Qu’est-ce qui t’a émerveillé pour la première fois enfant ? T’en souviens-tu ?   

Oui. Je me souviens très bien. À la maternelle, on m’a appris un mot allemand, puisque j’étais dans une école bilingue. Ce mot c’est ‘blumen’ qui veut dire fleurs, en allemand, et que j’ai trouvé absolument sublime. Ça a été un choc esthétique, mais par l’oreille. 

Je pense vraiment que le Beau est pluri sensoriel. On ressent un paysage par le vent sur la peau, par le son du vent dans les arbres, par la lumière, par les odeurs. Ce qui laisse rêveur lorsqu’on travaille dans le design, et par conséquent aussi dans l’esthétique. Puisqu’on a un terrain d’action qui n’est pas juste la forme, la densité, l’esthétique, mais qui peut aller bien au delà et qui est bougeant, mouvant puisqu’on travaille sur l’ergonomie et l’usage. 

Où va se cacher le Beau ? Le beau est-il dans l’ordinaire ? 

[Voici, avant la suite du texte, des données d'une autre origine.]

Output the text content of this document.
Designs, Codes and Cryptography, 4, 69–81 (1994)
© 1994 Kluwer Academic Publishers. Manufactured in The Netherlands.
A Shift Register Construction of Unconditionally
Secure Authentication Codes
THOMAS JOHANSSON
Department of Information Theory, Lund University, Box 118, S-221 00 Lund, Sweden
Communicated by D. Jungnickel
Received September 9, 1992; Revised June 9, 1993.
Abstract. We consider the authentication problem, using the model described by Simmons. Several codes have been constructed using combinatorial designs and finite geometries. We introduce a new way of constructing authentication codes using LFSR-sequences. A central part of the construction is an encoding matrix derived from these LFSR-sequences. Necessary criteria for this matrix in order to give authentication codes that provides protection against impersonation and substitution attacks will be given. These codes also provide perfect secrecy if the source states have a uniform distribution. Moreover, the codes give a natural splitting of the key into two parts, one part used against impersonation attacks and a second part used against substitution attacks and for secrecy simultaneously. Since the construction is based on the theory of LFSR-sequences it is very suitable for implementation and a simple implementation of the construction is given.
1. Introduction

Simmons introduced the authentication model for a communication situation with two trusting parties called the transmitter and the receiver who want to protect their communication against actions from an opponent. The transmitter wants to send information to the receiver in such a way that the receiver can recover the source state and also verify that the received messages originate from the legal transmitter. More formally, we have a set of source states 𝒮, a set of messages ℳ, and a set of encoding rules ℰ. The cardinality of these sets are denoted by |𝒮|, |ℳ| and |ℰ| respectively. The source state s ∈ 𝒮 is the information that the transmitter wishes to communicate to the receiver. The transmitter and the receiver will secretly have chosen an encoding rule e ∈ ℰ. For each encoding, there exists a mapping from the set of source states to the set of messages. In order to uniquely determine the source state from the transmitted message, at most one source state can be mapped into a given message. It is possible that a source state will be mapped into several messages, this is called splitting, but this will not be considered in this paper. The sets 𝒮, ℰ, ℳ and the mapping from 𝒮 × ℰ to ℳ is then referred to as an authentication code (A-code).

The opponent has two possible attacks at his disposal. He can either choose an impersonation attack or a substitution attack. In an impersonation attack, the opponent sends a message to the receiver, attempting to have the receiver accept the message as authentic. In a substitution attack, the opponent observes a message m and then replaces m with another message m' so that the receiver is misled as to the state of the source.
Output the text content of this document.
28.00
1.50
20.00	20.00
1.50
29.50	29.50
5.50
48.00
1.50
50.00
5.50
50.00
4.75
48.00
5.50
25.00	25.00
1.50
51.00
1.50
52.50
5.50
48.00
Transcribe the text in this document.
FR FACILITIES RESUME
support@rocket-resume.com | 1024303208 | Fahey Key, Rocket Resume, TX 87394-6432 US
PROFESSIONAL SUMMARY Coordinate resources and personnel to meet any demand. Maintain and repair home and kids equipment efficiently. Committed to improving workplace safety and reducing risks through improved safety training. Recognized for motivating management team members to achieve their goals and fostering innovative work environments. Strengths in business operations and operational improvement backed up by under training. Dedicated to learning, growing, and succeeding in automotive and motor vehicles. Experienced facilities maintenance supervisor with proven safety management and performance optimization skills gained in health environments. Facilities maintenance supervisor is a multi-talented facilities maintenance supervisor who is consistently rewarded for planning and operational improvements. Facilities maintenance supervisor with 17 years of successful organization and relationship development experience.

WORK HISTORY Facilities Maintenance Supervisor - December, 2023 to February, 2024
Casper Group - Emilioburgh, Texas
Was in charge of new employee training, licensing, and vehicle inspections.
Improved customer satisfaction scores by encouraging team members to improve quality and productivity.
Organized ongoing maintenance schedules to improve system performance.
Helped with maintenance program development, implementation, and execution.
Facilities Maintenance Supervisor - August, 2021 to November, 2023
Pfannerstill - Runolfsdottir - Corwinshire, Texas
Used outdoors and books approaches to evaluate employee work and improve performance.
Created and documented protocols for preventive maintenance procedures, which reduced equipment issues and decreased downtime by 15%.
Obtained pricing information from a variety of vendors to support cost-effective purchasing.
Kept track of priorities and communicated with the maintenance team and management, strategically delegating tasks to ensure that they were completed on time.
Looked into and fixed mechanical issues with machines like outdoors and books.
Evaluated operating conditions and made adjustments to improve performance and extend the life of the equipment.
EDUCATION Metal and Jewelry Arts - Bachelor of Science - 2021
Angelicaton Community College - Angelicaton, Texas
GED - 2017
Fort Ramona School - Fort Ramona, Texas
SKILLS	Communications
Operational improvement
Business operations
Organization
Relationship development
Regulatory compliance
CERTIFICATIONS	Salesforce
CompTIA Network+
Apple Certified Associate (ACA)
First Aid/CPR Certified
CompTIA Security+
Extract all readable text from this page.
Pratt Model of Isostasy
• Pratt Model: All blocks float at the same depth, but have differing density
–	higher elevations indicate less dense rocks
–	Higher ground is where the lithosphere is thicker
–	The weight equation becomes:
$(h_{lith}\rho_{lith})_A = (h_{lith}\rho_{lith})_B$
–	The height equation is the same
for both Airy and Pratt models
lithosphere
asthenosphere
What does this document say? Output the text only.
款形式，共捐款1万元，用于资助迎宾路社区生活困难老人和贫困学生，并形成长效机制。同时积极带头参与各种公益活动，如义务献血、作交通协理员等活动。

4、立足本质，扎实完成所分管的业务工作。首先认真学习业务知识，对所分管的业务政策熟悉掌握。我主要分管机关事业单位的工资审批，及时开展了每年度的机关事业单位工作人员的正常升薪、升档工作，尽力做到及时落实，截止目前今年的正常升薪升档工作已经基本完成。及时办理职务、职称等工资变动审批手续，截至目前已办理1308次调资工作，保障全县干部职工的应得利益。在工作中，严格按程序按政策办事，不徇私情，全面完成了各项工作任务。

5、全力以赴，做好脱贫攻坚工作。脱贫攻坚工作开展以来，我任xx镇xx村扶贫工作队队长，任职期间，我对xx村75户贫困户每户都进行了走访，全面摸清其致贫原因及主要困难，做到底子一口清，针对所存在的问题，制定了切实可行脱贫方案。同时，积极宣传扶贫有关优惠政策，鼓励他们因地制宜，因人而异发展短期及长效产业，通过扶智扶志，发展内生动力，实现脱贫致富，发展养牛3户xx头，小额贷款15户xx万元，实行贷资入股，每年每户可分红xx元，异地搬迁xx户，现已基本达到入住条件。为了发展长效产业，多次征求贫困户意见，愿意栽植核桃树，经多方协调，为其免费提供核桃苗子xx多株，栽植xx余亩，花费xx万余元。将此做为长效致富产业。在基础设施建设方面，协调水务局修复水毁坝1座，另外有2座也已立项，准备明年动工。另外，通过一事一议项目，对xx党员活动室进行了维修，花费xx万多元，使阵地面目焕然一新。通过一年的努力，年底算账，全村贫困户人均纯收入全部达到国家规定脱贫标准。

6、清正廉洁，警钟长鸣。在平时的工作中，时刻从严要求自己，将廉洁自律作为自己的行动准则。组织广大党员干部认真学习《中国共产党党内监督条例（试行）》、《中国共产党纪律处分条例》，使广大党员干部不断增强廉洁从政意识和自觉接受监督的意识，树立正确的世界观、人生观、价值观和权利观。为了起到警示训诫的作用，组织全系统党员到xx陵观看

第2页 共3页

Le Beau est surtout dans l’ordinaire. J’ai un peu de mal à voir le Beau dans l’extraordinaire. Pour moi, le Beau c’est des légères variations dans la création humaine qui vont, finalement, amener un quelque chose d’inattendu et de vraiment surprenant. C’est un dialogue qui s’opère entre celui qui a fait et celui qui regarde. Ça peut être un dialogue à travers les siècles : on peut dialoguer en voyant une poterie byzantine ou un instrument de musique Inca, et comprendre la recherche et la démarche de la personne qui a fait cet objet là il y a plusieurs siècles.

Je pense que le Beau est surtout dans l’ordinaire. En fait, l’ordinaire est un peu extraordinaire. Il suffit de regarder une lumière, de sentir l’air dans ses poumons, se dire que c’est quelque chose d’assez miraculeux qui est en train de se passer. Je pense que chercher le Beau dans l’extraordinaire, c’est dommage. C’est passer à côté d’une forme d’essentiel. 

Ton mantra, ta philosophie de vie pour te sentir belle et épanouie, c’est quoi ?    

Je n’ai pas de mantra, ni de phrases qui me sortent de mes moments de doute. Je m’adapte aux situations et j’évite d’avoir des habitudes, le plus possible.  

Qu’est-ce qui t’inspire le sentiment de Beauté, pourrais-tu le décrire ?    

Je pense que le sentiment de Beauté chez moi se traduit par des larmes aux yeux. C’est très gênant. Je me souviens avoir écouté Barbara, pourtant je n’écoutais pas spécialement ces chansons, mais j’avais ce vinyle où elle chantait Brassens. Sa voix, ce qu’elle a dégagé, m’a transpercé, je me suis mis à pleurer. Je ne pense pas que je pleurais de tristesse, ni de mélancolie. Je pleurais devant tant de Beauté. Un exploit sportif peut aussi me toucher. Une idée, un dessin, peut me faire monter les larmes aux yeux effectivement.